For four years, Maryanne Maxwell and two other women have been feeding a group of cats near the walking trail in Warwood.
They have even created makeshift shelters so the cats have somewhere warm to sleep.
They say they have never had a problem or any push-back until last week when they found out a complaint was filed and that the cats and their shelters have to go.
“It’s going to be really cold, and it’s going to break our hearts to think that their beds are going to be taken away,” said Maxwell.
The women have paid for the cats veterinary care and food themselves, and they say these cats are not dangerous and would run away from unfamiliar people.
Ohio County Health Department Administrator Howard Gamble says he understands their good intentions, but there is no guarantee that the cats are not carrying disease.
“They can’t stay there with the number one risk which is rabies. There’s no guarantee that the cats that are sitting there are completely vaccinated and harmless,” said Gamble.
Gamble says that feral cats are sometimes treated differently in cities without active rabies, but that they cannot take the risk in Wheeling where rabies has been detected this calendar year.
The women say they do not understand why this action has been taken after several years without any issues.
“Whether or not they’ve been there for years, whether its one year, two years, or four years, doesn’t matter. They still pose a risk to human health,” said Gamble.
If the cats are not removed by the December 25, the city will have the cats removed by animal control or a contracted agency.
In the meantime, the women are working to find homes for these cats.
“We have to speak for the ones who can’t speak for themselves. That’s what we’re doing, and we’re prepared to do anything and everything that we can.
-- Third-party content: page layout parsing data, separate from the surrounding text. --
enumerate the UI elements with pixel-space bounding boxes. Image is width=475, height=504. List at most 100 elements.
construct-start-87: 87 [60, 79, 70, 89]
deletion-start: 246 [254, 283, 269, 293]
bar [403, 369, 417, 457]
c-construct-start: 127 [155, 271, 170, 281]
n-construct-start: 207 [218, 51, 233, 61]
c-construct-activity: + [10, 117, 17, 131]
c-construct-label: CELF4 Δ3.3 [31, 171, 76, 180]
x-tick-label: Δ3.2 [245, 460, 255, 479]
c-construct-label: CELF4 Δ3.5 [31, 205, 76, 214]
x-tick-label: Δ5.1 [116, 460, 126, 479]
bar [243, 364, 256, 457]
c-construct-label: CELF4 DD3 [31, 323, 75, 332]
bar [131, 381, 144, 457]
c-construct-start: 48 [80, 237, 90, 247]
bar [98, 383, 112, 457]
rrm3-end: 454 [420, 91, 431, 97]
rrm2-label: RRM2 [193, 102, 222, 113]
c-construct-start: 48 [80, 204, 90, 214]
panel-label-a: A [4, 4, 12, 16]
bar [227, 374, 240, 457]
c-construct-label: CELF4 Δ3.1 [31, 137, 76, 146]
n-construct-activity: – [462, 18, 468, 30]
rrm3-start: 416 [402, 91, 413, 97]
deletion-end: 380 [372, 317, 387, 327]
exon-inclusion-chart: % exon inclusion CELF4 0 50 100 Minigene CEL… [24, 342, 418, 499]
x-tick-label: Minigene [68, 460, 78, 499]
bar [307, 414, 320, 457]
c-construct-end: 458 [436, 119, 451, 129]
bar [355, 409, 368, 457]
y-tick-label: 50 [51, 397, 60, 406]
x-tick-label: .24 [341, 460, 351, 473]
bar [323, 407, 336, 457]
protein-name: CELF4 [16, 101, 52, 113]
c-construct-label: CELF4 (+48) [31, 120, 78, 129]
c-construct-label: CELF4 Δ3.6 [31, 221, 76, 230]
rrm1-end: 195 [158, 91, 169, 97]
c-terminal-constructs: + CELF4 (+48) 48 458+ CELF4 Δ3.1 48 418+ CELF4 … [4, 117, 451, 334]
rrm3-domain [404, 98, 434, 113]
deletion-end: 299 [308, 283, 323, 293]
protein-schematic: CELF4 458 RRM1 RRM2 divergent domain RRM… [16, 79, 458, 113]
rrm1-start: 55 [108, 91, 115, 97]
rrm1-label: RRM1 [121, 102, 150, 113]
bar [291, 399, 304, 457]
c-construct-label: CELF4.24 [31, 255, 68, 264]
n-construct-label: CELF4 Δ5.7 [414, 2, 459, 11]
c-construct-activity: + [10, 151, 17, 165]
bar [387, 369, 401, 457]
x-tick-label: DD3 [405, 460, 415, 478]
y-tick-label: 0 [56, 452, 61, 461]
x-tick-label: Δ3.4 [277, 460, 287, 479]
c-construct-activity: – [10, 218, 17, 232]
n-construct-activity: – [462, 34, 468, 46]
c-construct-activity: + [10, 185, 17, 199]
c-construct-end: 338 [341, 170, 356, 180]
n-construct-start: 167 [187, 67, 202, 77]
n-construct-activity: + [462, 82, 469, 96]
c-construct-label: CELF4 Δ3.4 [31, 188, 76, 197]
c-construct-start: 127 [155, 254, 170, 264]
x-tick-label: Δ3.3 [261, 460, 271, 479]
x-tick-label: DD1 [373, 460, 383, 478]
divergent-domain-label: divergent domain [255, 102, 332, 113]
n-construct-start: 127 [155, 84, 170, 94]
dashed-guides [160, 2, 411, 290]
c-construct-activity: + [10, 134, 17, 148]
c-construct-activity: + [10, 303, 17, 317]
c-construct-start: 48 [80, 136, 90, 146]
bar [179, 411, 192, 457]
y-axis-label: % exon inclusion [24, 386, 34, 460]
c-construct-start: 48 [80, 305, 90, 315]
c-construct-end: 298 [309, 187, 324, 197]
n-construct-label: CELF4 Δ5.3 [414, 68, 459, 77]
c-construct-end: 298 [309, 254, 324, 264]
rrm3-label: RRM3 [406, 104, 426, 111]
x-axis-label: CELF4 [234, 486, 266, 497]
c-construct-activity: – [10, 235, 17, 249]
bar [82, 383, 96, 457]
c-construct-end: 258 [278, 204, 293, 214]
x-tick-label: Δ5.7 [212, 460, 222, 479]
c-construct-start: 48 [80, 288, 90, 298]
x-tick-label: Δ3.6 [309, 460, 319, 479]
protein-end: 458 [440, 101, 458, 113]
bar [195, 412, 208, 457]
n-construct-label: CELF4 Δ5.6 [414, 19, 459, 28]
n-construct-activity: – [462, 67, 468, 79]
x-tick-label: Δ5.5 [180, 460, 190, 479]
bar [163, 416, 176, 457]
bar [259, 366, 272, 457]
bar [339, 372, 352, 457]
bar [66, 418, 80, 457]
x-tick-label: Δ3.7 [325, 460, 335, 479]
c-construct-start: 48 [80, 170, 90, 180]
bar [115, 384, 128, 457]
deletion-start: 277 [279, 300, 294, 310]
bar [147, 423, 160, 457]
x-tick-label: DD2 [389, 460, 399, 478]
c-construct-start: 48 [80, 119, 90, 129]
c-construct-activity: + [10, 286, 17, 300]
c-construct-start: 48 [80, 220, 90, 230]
We’re most willing to work with people. We’re not trying to buck the system. We’re just simply trying to protect the animals,” said Maxwell.
Gamble says the complaint was actually filed in August and that the situation was investigated.
He says because of the close proximity to the trail, they believe the shelters are on City property, and if it is right-of-way property owned by a company, they will contact the company to have the cats removed.